7. Department of Orthopaedic Surgery, Mayo Clinic, Jacksonville, FL, USA

Abstract

Background As no consensus exists on the optimal postoperative rehabilitation protocol in terrible triad injuries, we sought to characterize the reported protocols and relate them to postoperative range of motion (ROM) measures and Mayo Elbow Performance Score (MEPS). Methods A systematic review was performed by searching PubMed/MEDLINE, Embase, Web of Science, and Cochrane databases to identify articles on the operative treatment of terrible triad injuries reporting postoperative rehabilitation protocols were included. Included studies were descriptively summarized. Methodologic quality was assessed using the Methodological Index for Non-randomized Studies criteria.

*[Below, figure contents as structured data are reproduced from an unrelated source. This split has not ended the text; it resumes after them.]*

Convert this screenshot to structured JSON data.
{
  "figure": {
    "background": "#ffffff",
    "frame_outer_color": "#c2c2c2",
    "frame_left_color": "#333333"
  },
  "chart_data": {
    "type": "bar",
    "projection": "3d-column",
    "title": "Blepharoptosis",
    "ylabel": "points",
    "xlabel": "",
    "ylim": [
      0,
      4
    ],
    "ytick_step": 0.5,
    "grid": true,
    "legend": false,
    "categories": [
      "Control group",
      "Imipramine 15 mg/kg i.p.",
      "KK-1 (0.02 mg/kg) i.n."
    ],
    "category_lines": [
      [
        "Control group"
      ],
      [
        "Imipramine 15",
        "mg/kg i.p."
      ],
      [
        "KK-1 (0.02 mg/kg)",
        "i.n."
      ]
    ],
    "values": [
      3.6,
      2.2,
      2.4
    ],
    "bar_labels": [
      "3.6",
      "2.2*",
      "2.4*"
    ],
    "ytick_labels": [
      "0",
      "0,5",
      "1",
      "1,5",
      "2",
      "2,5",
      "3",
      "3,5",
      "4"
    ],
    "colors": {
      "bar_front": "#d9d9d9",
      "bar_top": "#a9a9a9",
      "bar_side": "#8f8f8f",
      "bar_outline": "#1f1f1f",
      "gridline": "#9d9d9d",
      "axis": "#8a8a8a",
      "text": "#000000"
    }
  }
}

Meta-analysis compared postoperative ROM measures and the MEPS between patients initiating passive ROM exercises at ≤7 days vs. >7 days. Results Our review included 36 articles with 1123 elbows (66% male, mean age: 43 years, follow-up: 27 months). Of the studies reporting physical therapy protocols, it was most commonly initiated at 7 days postoperatively (6/36, 17%), passive ROM exercises at 7 days (3/25, 12%), and active ROM at 21 days (4/26, 15%). On meta-analysis, early passive ROM initiation was not associated with improved elbow ROM or MEPS. Discussion While rehabilitation protocols commonly advised passive ROM at one week post-operatively, meta-analysis did not support functional benefits of early passive ROM. Study design Systematic Review; Level of evidence, 4.